I thoroughly enjoyed Dervla McTiernan’s The Scholar, her second in the Cormac Reilly series. Although I had missed the first in the series, there’s enough exposition to understand the backstories of recurring characters. The Scholar follows multiple viewpoints of Detective Reilly, his colleagues, and suspects in the aftermath of a fatal hit and run of a young woman on a Galway university campus. A police procedural with a hint of corporate intrigue and several interpersonal dramas, I found the story engaging and twisty. Although it is a little dark, there is very little outright violence, and I do think I’ll stick with this series.

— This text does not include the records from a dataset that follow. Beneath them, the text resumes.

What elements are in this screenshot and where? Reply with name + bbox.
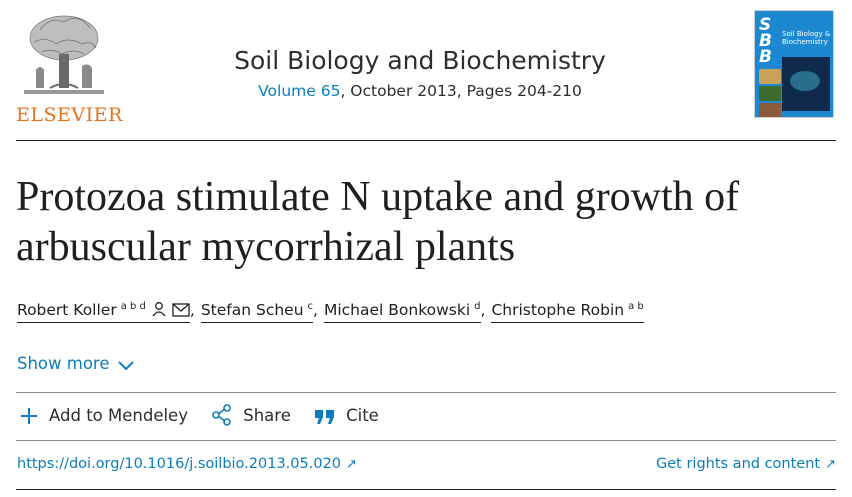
elsevier-logo[interactable]: ELSEVIER bbox=[14, 8, 122, 126]
issue-line: Volume 65, October 2013, Pages 204-210 bbox=[160, 82, 680, 100]
cover-image-strip bbox=[759, 103, 781, 117]
journal-info: Soil Biology and Biochemistry Volume 65,… bbox=[160, 46, 680, 100]
author-link[interactable]: Christophe Robin a b bbox=[491, 301, 644, 323]
author-name: Michael Bonkowski bbox=[323, 301, 471, 319]
author-separator: , bbox=[189, 301, 195, 319]
person-icon bbox=[152, 302, 166, 317]
cover-image bbox=[782, 57, 830, 111]
elsevier-tree-icon bbox=[24, 15, 104, 94]
section-divider bbox=[16, 440, 836, 441]
external-link-icon: ↗ bbox=[346, 457, 357, 472]
header-divider bbox=[16, 140, 836, 141]
cover-image-strip bbox=[759, 86, 781, 101]
cite-button[interactable]: Cite bbox=[314, 406, 379, 426]
cover-title: Soil Biology & Biochemistry bbox=[782, 30, 831, 46]
add-to-mendeley-button[interactable]: Add to Mendeley bbox=[19, 406, 188, 426]
publisher-name: ELSEVIER bbox=[16, 104, 123, 126]
article-actions: Add to Mendeley Share Cite bbox=[19, 404, 397, 426]
author-affiliations: a b d bbox=[120, 301, 146, 312]
share-icon bbox=[212, 404, 232, 426]
author-list: Robert Koller a b d, Stefan Scheu c, Michael… bbox=[17, 301, 644, 323]
journal-header: ELSEVIER Soil Biology and Biochemistry V… bbox=[0, 0, 852, 140]
author-separator: , bbox=[313, 301, 318, 319]
author-link[interactable]: Michael Bonkowski d bbox=[323, 301, 481, 323]
doi-link[interactable]: https://doi.org/10.1016/j.soilbio.2013.0… bbox=[17, 456, 357, 472]
author-link[interactable]: Stefan Scheu c bbox=[200, 301, 314, 323]
author-name: Christophe Robin bbox=[491, 301, 625, 319]
author-name: Stefan Scheu bbox=[200, 301, 304, 319]
doi-text: https://doi.org/10.1016/j.soilbio.2013.0… bbox=[17, 456, 342, 472]
journal-cover[interactable]: S B B Soil Biology & Biochemistry bbox=[754, 10, 834, 118]
mail-icon bbox=[172, 303, 190, 317]
issue-details: , October 2013, Pages 204-210 bbox=[340, 82, 582, 100]
section-divider bbox=[16, 392, 836, 393]
share-button[interactable]: Share bbox=[211, 404, 291, 426]
author-affiliations: a b bbox=[628, 301, 644, 312]
author-name: Robert Koller bbox=[17, 301, 117, 319]
author-link[interactable]: Robert Koller a b d bbox=[17, 301, 190, 323]
quote-icon bbox=[315, 410, 335, 424]
footer-divider bbox=[16, 489, 836, 490]
cover-letters: S B B bbox=[759, 17, 772, 67]
rights-text: Get rights and content bbox=[656, 456, 821, 472]
show-more-label: Show more bbox=[17, 354, 110, 373]
show-more-button[interactable]: Show more bbox=[17, 354, 135, 373]
cover-letter: B bbox=[759, 47, 772, 67]
share-label: Share bbox=[243, 406, 291, 425]
plus-icon bbox=[21, 408, 37, 424]
volume-link[interactable]: Volume 65 bbox=[258, 82, 340, 100]
article-title: Protozoa stimulate N uptake and growth o… bbox=[16, 174, 740, 270]
journal-title[interactable]: Soil Biology and Biochemistry bbox=[160, 46, 680, 75]
cite-label: Cite bbox=[346, 406, 379, 425]
external-link-icon: ↗ bbox=[825, 457, 836, 472]
rights-link[interactable]: Get rights and content ↗ bbox=[656, 456, 836, 472]
author-separator: , bbox=[480, 301, 486, 319]
chevron-down-icon bbox=[117, 361, 134, 371]
cover-image-strip bbox=[759, 69, 781, 84]
add-to-mendeley-label: Add to Mendeley bbox=[49, 406, 188, 425]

I happened to read two Sarah Perry novels at the same time. Perry seems adaptable to a variety of settings and time periods, but her prose-y style in both were enjoyable. The Essex Serpent is an entertaining historical fiction which primarily focuses on the widow-turned naturalist Cora Seabourne investigating the return of a mythical Essex Serpent haunting the Essex countryside. Melmoth, on the other hand, haunted me while reading it. Melmoth follows the story of Helen Franklin, who lives an ascetic life in Prague. She finds herself involved in chasing evidence of Melmoth, Perry’s invention of a woman cursed to wander the earth and bear witness to humanity’s failings. The narrative jumps between the accounts of Melmoth that Helen reads, suspecting that she will be visited by Melmoth soon. The novel was at times terribly sad and incredibly spooky (as someone easily startled, I’d advise reading in a well-lit room), but well worth the read.

Most recently, I read Rabindranath Maharaj’s Fatboy Fall Down. It’s a heart-wrenching story of a man who faces failure at every turn of his life, set against the backdrop of an unnamed island nation’s changing society that he finds himself constantly attempting to adjust to. I couldn’t put it down, even though the chain of events that the main character must endure made me want to give up as well. Although it’s not particularly a mystery, it is a beautiful, melancholic story about the pursuit of happiness on one’s own terms.